Cases of malaria have spiked in the national capital with at least 51 persons affected by it in June this year, three times the number of people affected with dengue reported in the same month, a municipal report released Monday said. The total number of malaria and dengue cases reported this year till July 6 stand at 60 and 26 respectively. Last year, 2,798 dengue cases and four deaths were recorded by the South Delhi Municipal Corporation (SDMC), which tabulates the data on vector-borne diseases in the city.
According to the report, this year 51 malaria cases were reported in June, eight in May, and one in April. Of the total 26 dengue cases, 15 were reported in June, three in May, two in April, four in March and one each in January and February. Twelve cases of chikungunya — two in February and one each in March, April and May, and seven in June — have been recorded, it said.

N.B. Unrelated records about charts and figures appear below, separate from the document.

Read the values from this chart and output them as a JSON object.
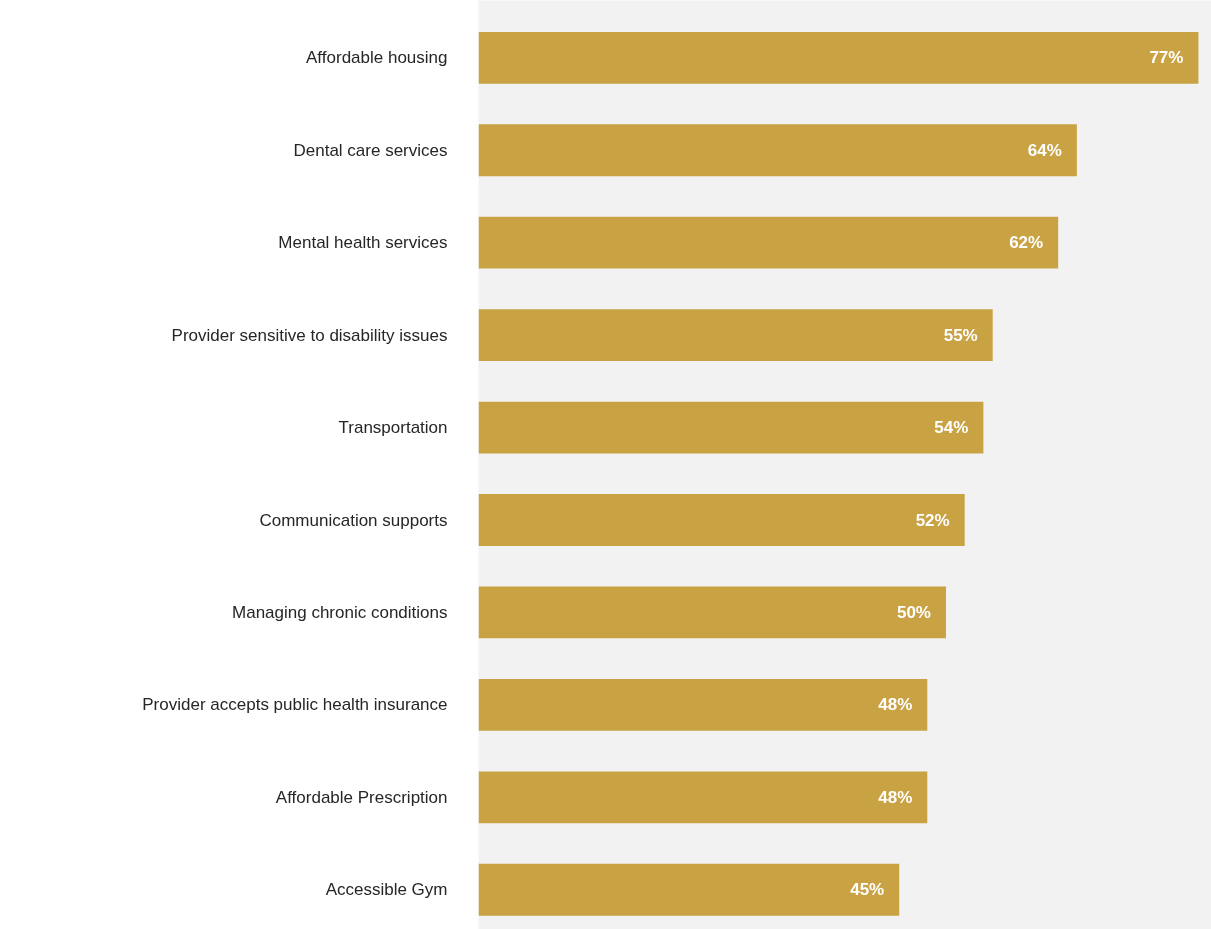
{
  "chart_data": {
    "type": "bar",
    "orientation": "horizontal",
    "categories": [
      "Affordable housing",
      "Dental care services",
      "Mental health services",
      "Provider sensitive to disability issues",
      "Transportation",
      "Communication supports",
      "Managing chronic conditions",
      "Provider accepts public health insurance",
      "Affordable Prescription",
      "Accessible Gym"
    ],
    "values": [
      77,
      64,
      62,
      55,
      54,
      52,
      50,
      48,
      48,
      45
    ],
    "value_labels": [
      "77%",
      "64%",
      "62%",
      "55%",
      "54%",
      "52%",
      "50%",
      "48%",
      "48%",
      "45%"
    ],
    "color": "#c9a244",
    "xlim": [
      0,
      78.4
    ],
    "tick_labels": "y",
    "grid": false
  }
}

The dengue victims last year included a minor boy. Three of the victims were identified as Aman Tiwari (13), Sanskriti (21) and Gagan (23). Doctors have advised people to take precautions to ensure that there is no breeding of mosquito larvae around them. They have urged people to wear full-sleeves and use mosquito nets. Water coolers should be dried up when not in use as mosquitoes carrying the dengue virus usually breed there, a doctor said.
Cases of vector-borne diseases are usually reported between July and November, but the period may stretch to mid-December. As the season for spread of vector-borne diseases has kicked in, the city government’s health department and local bodies are gearing up to check any possible outbreak of dengue, whose virus thrives during this period. Mosquito-breeding has been reported in at least 33,957 households and 34,221 legal notices have been issued this year. Also, 473 cases of malaria and 165 cases of chikungunya were reported last year.
According to the SDMC, 10 people had died due to dengue in Delhi in 2017, of whom five were not residents of the national capital. Overall, the vector-borne disease had affected 9,271 people in the city in 2017.